Effect of Conversion
A conversion of a case – e.g., from chapter 13 to 7 or from 11 to 7 – adds a wrinkle to the analysis above. As noted above, Fed. R. Bankr. P. 4003(b) provides that parties in interest have 30 days from the date of “the meeting of creditors held under § 341(a).” The question arises – which meeting of creditors? If the case initiated as one under either chapter 13 or chapter 11, then a meeting of creditors was conducted in conjunction with those initial filings. By operation of § 348 of the Bankruptcy Code, conversion from one chapter to another constitutes an “order for relief,” which triggers a new meeting of creditors under §341.
In a case out of the Second Circuit, In re Bell, 225 F.3d 203 (2nd Cir. 2000), the Court found that, when property had been exempted by an individual in their chapter 11 case—and thereby removed from the estate—a subsequent conversion to chapter 7 did not bring that property back into the estate such that parties in interest could contest a claim of exemption.
However, in 2010, Bankruptcy Rule 1019 was amended and now provides in relevant part:
A new time period for filing an objection to a claim of exemptions shall commence under Rule 4003(b) after conversion of a case to chapter 7 unless:
(i) The case was converted to chapter 7 more than one year after the entry of the first order confirming a plan under Chapter 11, 12, or 13; or
(ii) The case was previously pending in chapter 7 and the time to object to a claimed exemption had expired in the original chapter 7 case.
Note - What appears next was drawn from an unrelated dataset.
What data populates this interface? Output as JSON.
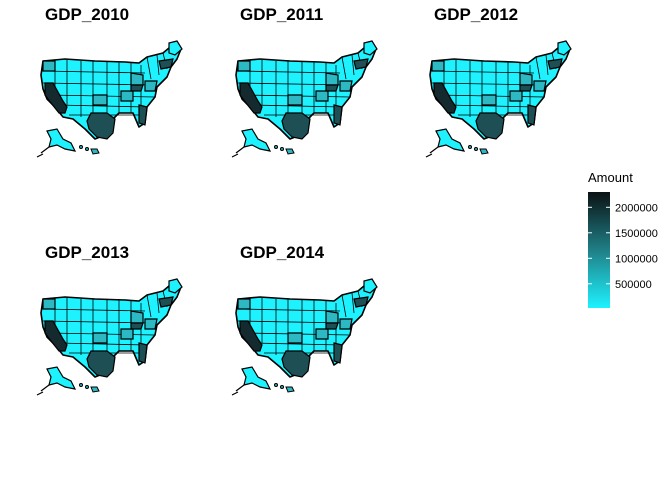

Although not reflected in Bankruptcy Rule 4003 itself, this change implicitly overrules the result in Bell. Therefore, although property may have been previously exempted by way of a lack of objection to exemptions, the amended rule essentially allows parties in interest a “second bite at the apple” to object to the debtor’s claimed exemptions when a case originally filed under another chapter of bankruptcy is converted to Chapter 7.
An individual debtor’s claim of exemptions is subject to a variety of rules that govern both the timing of their claim as well as the timing of objection to such claim. The automatic stay as applied to property exempted, and thereby removed from the bankruptcy case, does not automatically vanish upon exemption of such property. Creditors should be aware of the ongoing protection provided to property of the debtor, as should Debtors seeking to continue to protect such property. Finally, debtors and creditors alike should be aware of the opportunity to revisit a claim of exemptions upon a conversion of a case to Chapter 7.